Thursday, May 05, 2011

 

A Putz Named Sue


Brunswick County, North Carolina, Commissioners Bill Sue and Scott Phillips think creationism needs to be a part of public school curriculum, right alongside the science of evolution.

“Darwin started out it was a theory, and by the time he got to the sixth chapter, it was fact,” Sue said Monday at a meeting between county commissioners and school officials. “Every theory that has ever been the basis of evolution has been disproven.”

Phillips asked school officials, “What can we do to get creation taught in our schools along with the theory of evolution?”
Well, the first thing you can do is take a million or two dollars out of the county's, no doubt bulging, coffers and set it aside to pay the legal fees of the ACLU and/or Americans United for Separation of Church and State when they sue you into submission. Or, of course, you can just stick the school district with the bill and take it out of the hide of the children of the county.

The local school Superintendent, Edward Pruden, tried to explain reality to these goobers, noting that the the Supreme Court has forbidden the teaching of creationism in public schools and pointing out:

Where much confusion comes in regarding evolution is the word “theory,” he explained.

“To laypeople by ourselves, [it] sounds unproven. When scientists use it, it’s backed up by repeated observation and study” …

“But the entire scientific community, with very few exceptions, support the theory of evolution. And by the term theory, they mean the repeated observation by scientific method coming to the same result.”
The putz named Sue isn't having any part of it though:

I’m tired of my taxpayers’ dollars going to pay the price to teach our kids a lie in the schools,” he said. “And when you have a teacher who is in a position of authority standing before a class of fifth-, sixth-graders telling them they come from a monkey, it has a traumatic influence and effect on them.
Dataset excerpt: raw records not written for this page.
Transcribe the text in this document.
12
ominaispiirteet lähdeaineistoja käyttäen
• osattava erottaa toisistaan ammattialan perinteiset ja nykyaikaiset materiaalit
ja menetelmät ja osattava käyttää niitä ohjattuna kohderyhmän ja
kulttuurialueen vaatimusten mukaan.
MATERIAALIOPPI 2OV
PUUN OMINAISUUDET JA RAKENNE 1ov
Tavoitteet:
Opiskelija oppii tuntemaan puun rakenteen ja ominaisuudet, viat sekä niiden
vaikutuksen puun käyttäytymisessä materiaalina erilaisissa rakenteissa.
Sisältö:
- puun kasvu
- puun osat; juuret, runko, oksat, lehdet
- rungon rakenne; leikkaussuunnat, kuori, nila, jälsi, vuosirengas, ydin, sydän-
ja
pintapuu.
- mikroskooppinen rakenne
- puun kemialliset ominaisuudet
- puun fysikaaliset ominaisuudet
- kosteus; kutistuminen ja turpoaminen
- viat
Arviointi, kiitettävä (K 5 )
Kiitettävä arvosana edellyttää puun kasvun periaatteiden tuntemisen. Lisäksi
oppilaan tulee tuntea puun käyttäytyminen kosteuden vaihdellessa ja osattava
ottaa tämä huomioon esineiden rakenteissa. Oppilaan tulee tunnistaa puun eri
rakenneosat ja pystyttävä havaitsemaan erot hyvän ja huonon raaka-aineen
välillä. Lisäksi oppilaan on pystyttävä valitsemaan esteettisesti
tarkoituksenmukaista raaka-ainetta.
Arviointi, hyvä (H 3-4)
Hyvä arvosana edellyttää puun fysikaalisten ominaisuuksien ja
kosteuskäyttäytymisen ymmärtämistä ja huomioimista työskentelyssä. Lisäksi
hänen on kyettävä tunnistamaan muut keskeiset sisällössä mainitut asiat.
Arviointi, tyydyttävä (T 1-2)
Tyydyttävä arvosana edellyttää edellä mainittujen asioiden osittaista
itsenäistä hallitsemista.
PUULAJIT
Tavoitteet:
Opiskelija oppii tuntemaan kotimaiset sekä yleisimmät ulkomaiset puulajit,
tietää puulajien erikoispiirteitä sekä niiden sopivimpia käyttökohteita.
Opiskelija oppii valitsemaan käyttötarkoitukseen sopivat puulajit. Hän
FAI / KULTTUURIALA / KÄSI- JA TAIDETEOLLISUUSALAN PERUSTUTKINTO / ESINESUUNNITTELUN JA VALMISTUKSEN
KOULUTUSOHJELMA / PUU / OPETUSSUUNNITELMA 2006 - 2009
And I’m ready to go wherever we need to go to change that lie that’s being taught.”
He'd much rather that taxpayer money go to the ACLU, no doubt.

They'll never give up, however:

Sue said he understood Pruden could not allow creationism to be taught as a science, but he was going to “find somebody that can take it somewhere, because [evolution] is a lie.”
It's almost certain that Sue took an oath to uphold the Constitution of the United States.

It's amazing, though perhaps not surprising, that those who proclaim their godliness so loudly are so unwilling to take their oaths seriously.
.

Comments:
The Constitution, like the Bible, is a document that is frequently praised and affirmed by people who have never really read it and who would probably be shocked to find out what's actually in it.